L’école maintenant était obligatoire, laïc et républicaine, j’entendais que mon fils ne manque aucun cours. Pour être obligatoire ce le fut sur le papier, mais la plus part des paysans ne mirent pas leurs enfants dans les mains des instituteurs de la république. Les écoles privées aux mains des congrégations en drainaient une partie et les autres allaient au champs pour travailler comme leurs ancêtres. Le maire dut se fâcher et même envoyer les gendarmes, mais rien n’y fit dès les beaux jours et lors des gros travaux agricoles, les classes se vidaient.

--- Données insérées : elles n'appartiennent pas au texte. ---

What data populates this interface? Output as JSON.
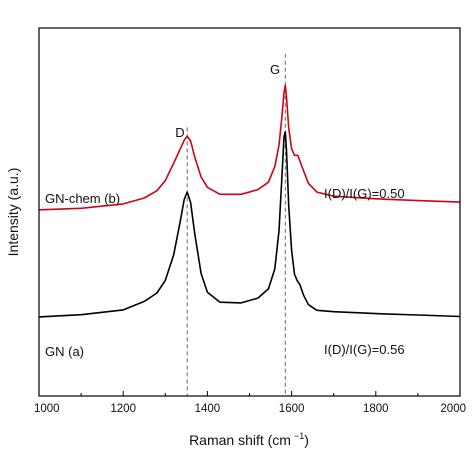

Pascal sera le seul de mes neufs enfants à recevoir une instruction, je ne sais ou cela le mènera mais au moins j’aurais la conscience tranquille.

Certes il serait attiré par le travail des champs et je devrais lui mettre pas mal de calottes pour qu’il ne fasse pas l’école buissonnière.

Heureusement ma Marie habitait à coté de chez moi , elle me garda souvent Pascal quand je dus m’absenter, moi j’en profitais aussi pour garder mes petits enfants, nous nous entraidions et je retrouvais un peu la petite fille qui était partie comme domestique Depuis maintenant un grand nombre d’année.

J’avais revêtu ma tenue de deuil et c’est en noir que je mariais  mon Barthélémy, les autres mirent un crêpe noir à leur bras. La fête fut magnifique et j’étais fière de marier mon premier, en espérant assister à la noce de tous les autres.